One policy setting to place a cap on this growing tax expenditure, is to limit the amount of funds in pension phase. The Government achieved this by the $1.6 million transfer balance cap measures that were introduced from 1 July 2017.

A second policy setting that would also place a cap on this tax expenditure, is the one being proposed by Labor. This would limit the utilisation of franking credits to the fund's overall tax liability, but to deny the cash refund of any excess.

Under Labor’s proposals, for large Australian Prudential Regulation Authority (APRA) regulated superannuation funds with a significant proportion of members still in accumulation phase, the franking credit would still be able to be utilised against the tax payable on other assessable investment earnings - as well as tax on contributions.
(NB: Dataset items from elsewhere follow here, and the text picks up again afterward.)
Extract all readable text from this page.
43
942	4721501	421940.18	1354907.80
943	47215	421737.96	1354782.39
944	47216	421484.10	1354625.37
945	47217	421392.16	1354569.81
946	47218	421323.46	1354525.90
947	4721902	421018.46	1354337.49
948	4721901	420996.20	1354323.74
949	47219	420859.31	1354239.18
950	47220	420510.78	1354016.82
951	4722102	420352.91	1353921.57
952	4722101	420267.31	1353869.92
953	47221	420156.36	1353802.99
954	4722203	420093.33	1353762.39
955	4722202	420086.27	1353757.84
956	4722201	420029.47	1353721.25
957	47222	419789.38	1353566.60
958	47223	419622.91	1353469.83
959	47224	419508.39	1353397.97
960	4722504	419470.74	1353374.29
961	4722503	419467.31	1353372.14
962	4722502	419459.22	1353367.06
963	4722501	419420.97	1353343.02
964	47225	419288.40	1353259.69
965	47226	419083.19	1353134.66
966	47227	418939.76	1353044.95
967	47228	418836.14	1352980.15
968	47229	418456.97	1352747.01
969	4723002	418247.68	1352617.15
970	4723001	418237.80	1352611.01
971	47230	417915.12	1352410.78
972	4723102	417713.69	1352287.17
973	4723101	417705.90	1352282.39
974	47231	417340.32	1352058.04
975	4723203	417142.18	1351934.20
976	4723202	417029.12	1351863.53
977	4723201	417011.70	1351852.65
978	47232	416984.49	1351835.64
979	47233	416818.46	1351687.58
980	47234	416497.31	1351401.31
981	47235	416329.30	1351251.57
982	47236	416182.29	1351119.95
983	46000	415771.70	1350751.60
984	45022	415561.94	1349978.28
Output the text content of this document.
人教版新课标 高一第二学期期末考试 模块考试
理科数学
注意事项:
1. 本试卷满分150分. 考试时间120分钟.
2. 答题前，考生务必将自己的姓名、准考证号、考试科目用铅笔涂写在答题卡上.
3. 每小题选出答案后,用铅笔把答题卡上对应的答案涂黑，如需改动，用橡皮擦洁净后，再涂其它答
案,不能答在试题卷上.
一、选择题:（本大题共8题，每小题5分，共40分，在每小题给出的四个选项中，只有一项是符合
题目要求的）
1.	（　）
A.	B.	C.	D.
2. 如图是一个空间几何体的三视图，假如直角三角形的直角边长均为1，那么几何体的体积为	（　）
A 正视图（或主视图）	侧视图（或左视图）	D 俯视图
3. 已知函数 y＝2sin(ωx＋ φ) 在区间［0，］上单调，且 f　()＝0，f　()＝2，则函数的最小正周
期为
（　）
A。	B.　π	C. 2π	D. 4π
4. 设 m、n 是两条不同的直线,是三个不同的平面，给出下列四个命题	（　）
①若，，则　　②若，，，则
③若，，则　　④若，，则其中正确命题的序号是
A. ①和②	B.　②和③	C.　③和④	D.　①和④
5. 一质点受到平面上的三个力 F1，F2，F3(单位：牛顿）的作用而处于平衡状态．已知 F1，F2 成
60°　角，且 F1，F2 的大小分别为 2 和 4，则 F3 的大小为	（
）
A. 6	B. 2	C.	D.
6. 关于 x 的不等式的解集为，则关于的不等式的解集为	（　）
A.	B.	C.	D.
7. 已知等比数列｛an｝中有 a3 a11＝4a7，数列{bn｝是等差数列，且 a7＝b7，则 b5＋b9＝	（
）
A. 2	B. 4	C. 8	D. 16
For these funds, there will be no change.

A small (but growing) minority of APRA-regulated funds that have members predominantly in pension phase will be affected. Those significantly impacted will be Self Managed Super Funds (SMSFs) with members in pension phase. To provide context to the issue, approximately, one-third of funds in superannuation are invested in SMSFs. These funds, often in pension phase, will now be denied a cash refund to the fund of the excess franking credits.

This may create a distortion in the market whereby a pension member in a SMSF is treated differently from a pension member in an APRA-regulated fund.

It will also be interesting to observe the asset allocation strategies of SMSFs, and/or APRA-regulated funds as a result of this proposal if it were to be implemented. Australian equities as an asset class are highly valued, in part, because of the value of the franking credits. One may see a rebalancing of portfolios away from Australian equities into other classes of assets.